Proviamo a costruire quella solidarietà che non è solo impegno dello stato, ma
anche scelta del cittadino. Proviamo ad insegnare che l’aiuto al disabile, la
sua integrazione sociale, il suo ingresso e tutela nel mondo del lavoro, sono
strumenti per costruire una società migliore. Cambiare si può, per certi
aspetti si deve, ci vorranno generazioni per costruire una società solidale. Ma
arriverà il giorno in cui si dirà i valori di accoglienza, di impegno verso il
più debole, di lotta alla discriminazione di genere, di lotta ai fenomeni di
bullismo e di lotta contro le discriminazioni delle minoranze di ogni genere
non sono “valori tuoi”(dei pochi che si impegnano), ma valori “nostri”, cioè di
tutti. Noi ci crediamo. Noi crediamo che non ci saranno più barriere. Qualcuno
mi disse, mentre rivendicavo ad alta voce diritti per tutti, “devi cambiare”,
intendendo dire “che devi stare tranquillo, non parlare”, spero che un giorno
cambi il nostro paese in base ai valori e alle norme della nostra Costituzione.
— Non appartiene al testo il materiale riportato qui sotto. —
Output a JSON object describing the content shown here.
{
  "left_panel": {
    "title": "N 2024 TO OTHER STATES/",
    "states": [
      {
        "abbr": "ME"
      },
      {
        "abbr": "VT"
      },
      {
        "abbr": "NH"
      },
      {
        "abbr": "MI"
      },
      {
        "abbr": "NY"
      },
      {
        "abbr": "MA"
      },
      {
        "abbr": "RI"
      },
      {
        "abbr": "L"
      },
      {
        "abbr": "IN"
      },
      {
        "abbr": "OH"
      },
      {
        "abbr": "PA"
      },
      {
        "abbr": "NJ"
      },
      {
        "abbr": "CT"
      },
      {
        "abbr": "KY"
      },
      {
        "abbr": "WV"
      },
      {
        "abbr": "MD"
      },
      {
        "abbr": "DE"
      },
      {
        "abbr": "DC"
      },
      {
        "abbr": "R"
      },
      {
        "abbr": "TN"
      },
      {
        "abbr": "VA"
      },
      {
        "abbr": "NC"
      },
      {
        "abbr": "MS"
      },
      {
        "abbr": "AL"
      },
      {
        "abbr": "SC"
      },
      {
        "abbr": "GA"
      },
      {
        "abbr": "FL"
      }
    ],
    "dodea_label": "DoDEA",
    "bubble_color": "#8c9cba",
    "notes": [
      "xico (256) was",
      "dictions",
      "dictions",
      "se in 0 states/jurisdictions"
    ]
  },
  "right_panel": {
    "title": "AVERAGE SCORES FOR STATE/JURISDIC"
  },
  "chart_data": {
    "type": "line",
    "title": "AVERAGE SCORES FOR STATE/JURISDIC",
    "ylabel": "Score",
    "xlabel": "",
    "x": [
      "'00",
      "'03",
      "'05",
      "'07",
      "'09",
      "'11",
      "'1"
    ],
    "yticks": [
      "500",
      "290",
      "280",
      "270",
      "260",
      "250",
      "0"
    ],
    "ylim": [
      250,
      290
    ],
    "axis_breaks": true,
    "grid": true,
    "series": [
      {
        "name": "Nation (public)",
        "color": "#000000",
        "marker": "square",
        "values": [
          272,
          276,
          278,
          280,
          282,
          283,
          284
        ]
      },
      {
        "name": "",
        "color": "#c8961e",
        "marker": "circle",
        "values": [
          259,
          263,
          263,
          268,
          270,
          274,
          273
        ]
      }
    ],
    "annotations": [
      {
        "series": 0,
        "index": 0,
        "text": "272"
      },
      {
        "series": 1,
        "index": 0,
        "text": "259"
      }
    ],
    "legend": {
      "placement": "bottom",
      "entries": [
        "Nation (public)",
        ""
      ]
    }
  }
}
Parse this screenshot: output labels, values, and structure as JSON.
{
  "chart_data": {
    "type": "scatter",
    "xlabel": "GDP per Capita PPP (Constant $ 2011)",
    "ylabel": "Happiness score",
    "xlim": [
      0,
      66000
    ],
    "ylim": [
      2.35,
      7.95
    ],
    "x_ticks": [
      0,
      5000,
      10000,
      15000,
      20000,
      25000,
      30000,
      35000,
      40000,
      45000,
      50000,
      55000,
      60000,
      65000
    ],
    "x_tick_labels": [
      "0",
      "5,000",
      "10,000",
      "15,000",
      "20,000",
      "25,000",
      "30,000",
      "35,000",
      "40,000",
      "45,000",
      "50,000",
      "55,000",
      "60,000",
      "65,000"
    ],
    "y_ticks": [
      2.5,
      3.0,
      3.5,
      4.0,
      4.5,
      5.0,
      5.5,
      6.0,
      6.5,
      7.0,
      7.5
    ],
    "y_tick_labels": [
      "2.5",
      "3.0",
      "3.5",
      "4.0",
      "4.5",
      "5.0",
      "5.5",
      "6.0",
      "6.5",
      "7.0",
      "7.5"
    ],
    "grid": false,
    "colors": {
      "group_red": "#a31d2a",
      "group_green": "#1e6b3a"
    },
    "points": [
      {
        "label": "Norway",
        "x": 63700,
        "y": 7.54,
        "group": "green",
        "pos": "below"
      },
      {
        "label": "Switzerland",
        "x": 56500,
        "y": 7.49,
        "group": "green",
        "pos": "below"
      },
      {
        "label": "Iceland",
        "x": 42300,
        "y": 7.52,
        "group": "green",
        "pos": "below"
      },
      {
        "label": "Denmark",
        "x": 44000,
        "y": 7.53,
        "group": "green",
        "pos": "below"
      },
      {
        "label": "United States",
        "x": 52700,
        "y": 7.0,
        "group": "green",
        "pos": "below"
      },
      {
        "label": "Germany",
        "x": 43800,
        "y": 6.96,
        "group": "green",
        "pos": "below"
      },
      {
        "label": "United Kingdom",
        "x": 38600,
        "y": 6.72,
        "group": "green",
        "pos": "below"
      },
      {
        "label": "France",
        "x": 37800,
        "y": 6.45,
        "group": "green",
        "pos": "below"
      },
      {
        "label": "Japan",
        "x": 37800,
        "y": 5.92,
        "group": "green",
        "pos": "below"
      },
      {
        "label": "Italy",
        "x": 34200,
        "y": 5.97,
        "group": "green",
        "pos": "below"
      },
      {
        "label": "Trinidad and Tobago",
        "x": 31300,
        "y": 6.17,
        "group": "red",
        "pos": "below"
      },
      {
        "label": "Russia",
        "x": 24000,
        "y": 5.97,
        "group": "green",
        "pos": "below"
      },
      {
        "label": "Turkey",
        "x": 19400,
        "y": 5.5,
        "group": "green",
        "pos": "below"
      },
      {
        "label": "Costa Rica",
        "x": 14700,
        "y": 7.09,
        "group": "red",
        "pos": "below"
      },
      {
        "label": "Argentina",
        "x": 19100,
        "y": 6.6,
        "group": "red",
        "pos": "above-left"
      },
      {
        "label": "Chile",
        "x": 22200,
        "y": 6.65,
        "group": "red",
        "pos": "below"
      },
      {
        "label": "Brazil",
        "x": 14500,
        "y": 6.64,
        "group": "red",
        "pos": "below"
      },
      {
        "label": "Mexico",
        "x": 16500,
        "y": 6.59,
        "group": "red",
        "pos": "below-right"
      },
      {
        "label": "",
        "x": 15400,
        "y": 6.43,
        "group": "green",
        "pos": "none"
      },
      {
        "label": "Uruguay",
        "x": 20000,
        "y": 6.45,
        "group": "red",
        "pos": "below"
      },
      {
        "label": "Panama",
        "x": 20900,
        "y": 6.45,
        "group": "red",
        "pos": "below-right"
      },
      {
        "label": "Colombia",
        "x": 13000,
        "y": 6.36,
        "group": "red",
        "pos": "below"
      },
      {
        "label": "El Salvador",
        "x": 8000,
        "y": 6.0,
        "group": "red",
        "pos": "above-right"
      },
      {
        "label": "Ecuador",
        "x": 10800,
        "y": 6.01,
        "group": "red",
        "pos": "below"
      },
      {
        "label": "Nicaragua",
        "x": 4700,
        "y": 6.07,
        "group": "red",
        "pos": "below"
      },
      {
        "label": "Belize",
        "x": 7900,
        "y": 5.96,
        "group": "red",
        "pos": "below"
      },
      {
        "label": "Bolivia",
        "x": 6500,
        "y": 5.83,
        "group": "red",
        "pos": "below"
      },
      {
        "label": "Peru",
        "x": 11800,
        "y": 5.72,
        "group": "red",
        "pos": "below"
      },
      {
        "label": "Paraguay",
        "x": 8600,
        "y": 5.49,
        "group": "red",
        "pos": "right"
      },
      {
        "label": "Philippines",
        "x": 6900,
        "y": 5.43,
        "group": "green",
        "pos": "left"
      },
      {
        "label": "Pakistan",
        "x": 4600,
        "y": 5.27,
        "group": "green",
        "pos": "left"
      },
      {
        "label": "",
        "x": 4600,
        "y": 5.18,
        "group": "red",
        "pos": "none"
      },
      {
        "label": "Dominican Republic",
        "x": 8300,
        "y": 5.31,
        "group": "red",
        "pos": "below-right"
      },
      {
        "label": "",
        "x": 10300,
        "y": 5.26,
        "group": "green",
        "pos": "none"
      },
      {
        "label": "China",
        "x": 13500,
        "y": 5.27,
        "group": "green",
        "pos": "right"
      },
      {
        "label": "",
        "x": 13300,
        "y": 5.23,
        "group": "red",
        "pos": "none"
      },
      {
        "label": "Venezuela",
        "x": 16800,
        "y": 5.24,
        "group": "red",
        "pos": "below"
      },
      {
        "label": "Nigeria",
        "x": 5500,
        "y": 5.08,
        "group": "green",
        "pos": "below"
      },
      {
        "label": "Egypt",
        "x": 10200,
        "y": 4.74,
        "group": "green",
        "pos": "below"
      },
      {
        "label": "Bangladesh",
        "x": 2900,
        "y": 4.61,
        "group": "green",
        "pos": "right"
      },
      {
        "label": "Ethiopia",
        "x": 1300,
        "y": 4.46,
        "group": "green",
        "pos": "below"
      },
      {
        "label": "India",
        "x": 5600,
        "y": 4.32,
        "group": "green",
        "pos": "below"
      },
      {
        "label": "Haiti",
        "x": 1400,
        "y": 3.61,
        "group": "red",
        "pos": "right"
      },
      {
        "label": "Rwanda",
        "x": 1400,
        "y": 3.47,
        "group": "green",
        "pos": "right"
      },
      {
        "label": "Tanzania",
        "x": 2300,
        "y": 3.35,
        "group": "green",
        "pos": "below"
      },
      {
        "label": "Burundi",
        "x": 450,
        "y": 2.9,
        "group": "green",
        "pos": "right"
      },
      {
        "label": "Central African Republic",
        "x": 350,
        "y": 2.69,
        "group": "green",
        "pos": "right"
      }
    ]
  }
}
L’articolo 120 è la lampante dimostrazione che la nostra Carta Fondamentale è
strumento di cambiamento, è indicazione etica di un obbiettivo da raggiungere,
il fine è costruire una società migliore e inclusiva. Appare significativo che
l’articolo 120 parte dal divieto di barriere fisiche, impone l’assenza di
dogane e confini fra regioni, e giunge a prospettare l’abbattimento di barriere
culturali che impediscono la crescita morale della nazione.